Foto di Nino Farinetti
AQUEDUC ROMAIN (ARCHES ROMAINS) et le complexe des ANCIENNES THERMES
Vous admirez maintenant les Arches romaines, l'œuvre la mieux conservée parmi tous les monuments de ce type encore existants dans la région du Piémont et l'un des exemples d'aqueduc de l'époque romaine les plus significatifs de toute l'Italie septentrionale.
La construction de l'aqueduc romain peut être datée de la première période impériale, peut-être même de l'époque augustéenne (début du Ier siècle après J.-C.).
Comme vous le remarquerez, deux vastes sections de la structure originale sont encore conservées aujourd'hui, composées respectivement de sept et huit piliers en maçonnerie, à base carrée.
Le parcours de l'aqueduc s'étendait sur une longueur totale d'environ 12 km, depuis le bassin de collecte des eaux situé à Lagoscuro (dans la commune de Cartosio), à travers la vallée de l'Erro, la région de Marchiolli et jusqu'à la rive gauche de la Bormida.

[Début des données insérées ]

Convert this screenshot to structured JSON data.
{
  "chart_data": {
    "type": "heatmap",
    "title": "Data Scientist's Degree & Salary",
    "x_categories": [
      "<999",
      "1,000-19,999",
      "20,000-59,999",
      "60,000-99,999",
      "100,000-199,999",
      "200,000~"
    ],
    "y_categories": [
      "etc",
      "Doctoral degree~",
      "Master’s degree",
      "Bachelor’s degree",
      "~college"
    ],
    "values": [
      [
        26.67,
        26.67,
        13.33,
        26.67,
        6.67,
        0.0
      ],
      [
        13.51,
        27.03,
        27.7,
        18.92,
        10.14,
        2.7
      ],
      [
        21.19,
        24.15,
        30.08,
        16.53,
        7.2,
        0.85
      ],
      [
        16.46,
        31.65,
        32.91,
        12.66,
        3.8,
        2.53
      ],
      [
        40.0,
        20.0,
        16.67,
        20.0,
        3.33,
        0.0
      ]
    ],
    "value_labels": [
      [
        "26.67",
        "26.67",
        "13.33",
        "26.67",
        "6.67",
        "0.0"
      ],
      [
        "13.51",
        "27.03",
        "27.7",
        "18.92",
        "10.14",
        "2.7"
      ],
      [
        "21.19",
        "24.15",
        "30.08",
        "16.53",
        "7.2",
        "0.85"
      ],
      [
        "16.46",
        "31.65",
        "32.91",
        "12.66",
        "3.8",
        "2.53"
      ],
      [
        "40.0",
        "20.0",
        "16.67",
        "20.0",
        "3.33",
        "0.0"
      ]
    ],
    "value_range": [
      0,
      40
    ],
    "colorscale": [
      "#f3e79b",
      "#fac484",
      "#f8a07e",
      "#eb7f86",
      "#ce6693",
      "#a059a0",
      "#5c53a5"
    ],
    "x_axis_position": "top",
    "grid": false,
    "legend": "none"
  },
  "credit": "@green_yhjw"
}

Alors que dans la première partie du tracé, le parcours était presque entièrement souterrain et constitué d'un conduit voûté et imperméabilisé en opus signinum, dans la partie terminale, à partir de la région de Marchiolli, c'est-à-dire au niveau de l'actuelle Route Nationale du Sassello - où il y avait peut-être aussi un bassin de décantation des eaux (piscina limaria) - précisément en raison de la nécessité de traverser le lit de la rivière Bormida, la construction grandiose en élévation a été réalisée, dont les vestiges sont encore conservés aujourd'hui.
Cette structure en élévation devait être constituée d'au moins une quarantaine de piliers, à travers lesquels l'aqueduc faisait son entrée dans la ville.
Bien qu'il manque des données archéologiques certaines sur le parcours de l'aqueduc dans la partie urbaine, on sait que l'eau, arrivée en ville, était recueillie dans un grand réservoir à un point élevé, non identifié, d'où les tuyaux en plomb la distribuaient pour alimenter des fontaines et des réservoirs publics et privés.
La vision au coucher du soleil des Arches romaines ou illuminées par les feux d'artifice qui se déroulent en leur honneur lors de la Fête patronale de San Guido le deuxième lundi de juillet est d'un impact extraordinaire.
Si vous dépassez l'imposant pont Carlo Alberto, inauguré en 1849, vous entrez dans la zone des Bains. En longeant le Viale Donati, vous découvrez le complexe des Anciennes Thermes, de son parc et de la colline située en arrière-plan. Ce noyau thermal, déjà documenté au début du XVe siècle, doit sa structure actuelle à la reconstruction, en 1687, de l'architecte Giovanni Battista Scapitta, à la suite d'un glissement de terrain qui avait détruit le bâtiment. Malheureusement, il est aujourd'hui hors service.
Une curiosité : vous devez savoir qu'à l'époque des Bains, dans les premières années du XXe siècle, il y avait le Casino Municipal "Kursaal" Teatro qui, pendant un certain temps, a été l'un des rares casinos d'Italie.